Il a dénoncé la volonté délibérée des deux prévenus de cacher le caractère cancérigène de l’amiante, de ne pas stopper la production et de poursuivre l’activité. Leur objectif? «Cacher et nier que l’amiante était cancérigène, poursuivre l’activité quel qu’en soit le prix, en mettant en jeu la santé des habitants et des travailleurs.» Puis il a distingué entre les deux prévenus. Il rappelle que De Cartier s’est beaucoup plaint de la justice italienne.

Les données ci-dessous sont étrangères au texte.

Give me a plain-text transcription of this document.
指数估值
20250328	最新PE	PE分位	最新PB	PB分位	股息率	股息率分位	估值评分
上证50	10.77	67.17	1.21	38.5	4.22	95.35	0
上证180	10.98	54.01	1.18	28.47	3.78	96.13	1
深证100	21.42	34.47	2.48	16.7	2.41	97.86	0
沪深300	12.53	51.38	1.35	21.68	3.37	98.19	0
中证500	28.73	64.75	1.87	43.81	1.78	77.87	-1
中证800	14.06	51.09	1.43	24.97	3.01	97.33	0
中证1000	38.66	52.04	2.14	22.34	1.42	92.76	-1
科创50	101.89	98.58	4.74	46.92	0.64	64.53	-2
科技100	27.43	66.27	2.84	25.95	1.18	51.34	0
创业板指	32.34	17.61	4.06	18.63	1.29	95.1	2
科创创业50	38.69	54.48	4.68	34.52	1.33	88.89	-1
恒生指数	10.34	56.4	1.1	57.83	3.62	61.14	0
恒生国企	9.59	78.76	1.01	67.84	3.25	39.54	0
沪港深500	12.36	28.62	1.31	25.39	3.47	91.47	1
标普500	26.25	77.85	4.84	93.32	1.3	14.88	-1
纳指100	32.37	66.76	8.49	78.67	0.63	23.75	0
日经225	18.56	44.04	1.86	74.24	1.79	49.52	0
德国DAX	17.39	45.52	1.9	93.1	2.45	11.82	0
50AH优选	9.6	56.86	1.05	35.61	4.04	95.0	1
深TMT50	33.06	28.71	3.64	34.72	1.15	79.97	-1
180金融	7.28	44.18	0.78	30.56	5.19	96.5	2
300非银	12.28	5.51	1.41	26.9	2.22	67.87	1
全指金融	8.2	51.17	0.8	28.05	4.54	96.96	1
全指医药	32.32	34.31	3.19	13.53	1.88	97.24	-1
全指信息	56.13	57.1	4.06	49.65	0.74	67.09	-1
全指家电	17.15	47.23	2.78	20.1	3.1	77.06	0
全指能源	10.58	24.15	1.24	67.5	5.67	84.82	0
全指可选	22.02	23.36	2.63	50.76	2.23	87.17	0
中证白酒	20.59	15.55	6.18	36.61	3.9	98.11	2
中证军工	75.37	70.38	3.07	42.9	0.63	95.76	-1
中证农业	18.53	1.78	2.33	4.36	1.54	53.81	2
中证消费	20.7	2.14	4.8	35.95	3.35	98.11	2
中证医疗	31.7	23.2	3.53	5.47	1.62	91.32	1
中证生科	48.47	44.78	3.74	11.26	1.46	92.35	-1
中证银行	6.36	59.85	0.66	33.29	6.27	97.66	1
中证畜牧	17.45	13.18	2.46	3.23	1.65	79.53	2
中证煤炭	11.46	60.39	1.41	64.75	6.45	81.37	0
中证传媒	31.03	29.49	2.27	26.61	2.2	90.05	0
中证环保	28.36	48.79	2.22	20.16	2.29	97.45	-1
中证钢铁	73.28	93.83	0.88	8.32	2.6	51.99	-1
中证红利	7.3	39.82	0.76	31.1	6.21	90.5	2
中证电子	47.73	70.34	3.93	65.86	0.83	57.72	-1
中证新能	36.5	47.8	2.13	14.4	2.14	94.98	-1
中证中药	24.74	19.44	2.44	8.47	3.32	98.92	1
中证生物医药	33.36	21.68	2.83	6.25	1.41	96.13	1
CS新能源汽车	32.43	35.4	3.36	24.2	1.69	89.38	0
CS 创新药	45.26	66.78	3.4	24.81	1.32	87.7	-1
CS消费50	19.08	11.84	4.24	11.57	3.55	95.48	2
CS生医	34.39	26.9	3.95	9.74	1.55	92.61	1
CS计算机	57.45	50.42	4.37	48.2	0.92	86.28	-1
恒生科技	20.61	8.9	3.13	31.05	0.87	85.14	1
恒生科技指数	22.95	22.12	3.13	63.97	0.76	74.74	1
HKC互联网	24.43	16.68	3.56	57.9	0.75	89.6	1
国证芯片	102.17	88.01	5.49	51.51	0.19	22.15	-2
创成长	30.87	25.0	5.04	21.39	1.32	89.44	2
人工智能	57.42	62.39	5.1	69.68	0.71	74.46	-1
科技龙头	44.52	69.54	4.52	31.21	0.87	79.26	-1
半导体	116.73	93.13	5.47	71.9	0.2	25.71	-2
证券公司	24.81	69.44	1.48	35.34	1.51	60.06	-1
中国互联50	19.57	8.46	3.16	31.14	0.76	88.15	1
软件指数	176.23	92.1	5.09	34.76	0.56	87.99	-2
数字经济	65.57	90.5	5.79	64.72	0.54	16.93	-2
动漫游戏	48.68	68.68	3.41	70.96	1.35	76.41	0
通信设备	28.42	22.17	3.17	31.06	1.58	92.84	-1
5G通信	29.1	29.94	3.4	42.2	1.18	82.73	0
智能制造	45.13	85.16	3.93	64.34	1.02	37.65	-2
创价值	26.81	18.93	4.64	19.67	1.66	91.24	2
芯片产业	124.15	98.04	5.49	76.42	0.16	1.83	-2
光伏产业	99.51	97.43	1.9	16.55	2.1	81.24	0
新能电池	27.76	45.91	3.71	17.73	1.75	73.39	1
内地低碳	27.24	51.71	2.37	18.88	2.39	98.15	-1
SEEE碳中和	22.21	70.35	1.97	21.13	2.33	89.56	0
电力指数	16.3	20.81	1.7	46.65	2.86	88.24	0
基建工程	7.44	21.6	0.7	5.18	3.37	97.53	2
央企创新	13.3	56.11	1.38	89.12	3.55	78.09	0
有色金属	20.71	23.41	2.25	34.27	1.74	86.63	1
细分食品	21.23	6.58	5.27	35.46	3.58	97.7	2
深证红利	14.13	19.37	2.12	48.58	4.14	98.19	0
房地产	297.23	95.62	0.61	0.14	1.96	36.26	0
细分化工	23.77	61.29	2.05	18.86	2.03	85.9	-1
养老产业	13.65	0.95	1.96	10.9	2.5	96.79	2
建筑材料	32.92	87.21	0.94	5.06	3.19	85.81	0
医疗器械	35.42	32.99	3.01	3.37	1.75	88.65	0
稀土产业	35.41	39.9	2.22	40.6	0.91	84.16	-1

Quant à Schmidheiny, il lui reproche de se cacher derrière des activités philanthropiques[1] et d’avoir déployé des trésors d’influence pour éviter de répondre de sa conduite devant la justice. «Nous ne sommes pas en présence d'événements sporadiques, mais de carences structurelles, dues à des choix généraux et des politiques d'entreprise décidées au niveau mondial», a dénoncé le procureur, qui a souhaité que la responsabilité des deux dirigeants soit reconnue pour les quatre usines du groupe, jugeant que «leur responsabilité est encore actuelle».

 


[1] Stephan Schmidheiny est l’un des penseurs et organisateurs du Sommet de Rio en 1992. Il était présent au Brésil lors du sommet sur le climat l’an passé. Il est également l’un des fondateurs du World Business Council for Sustainable Development.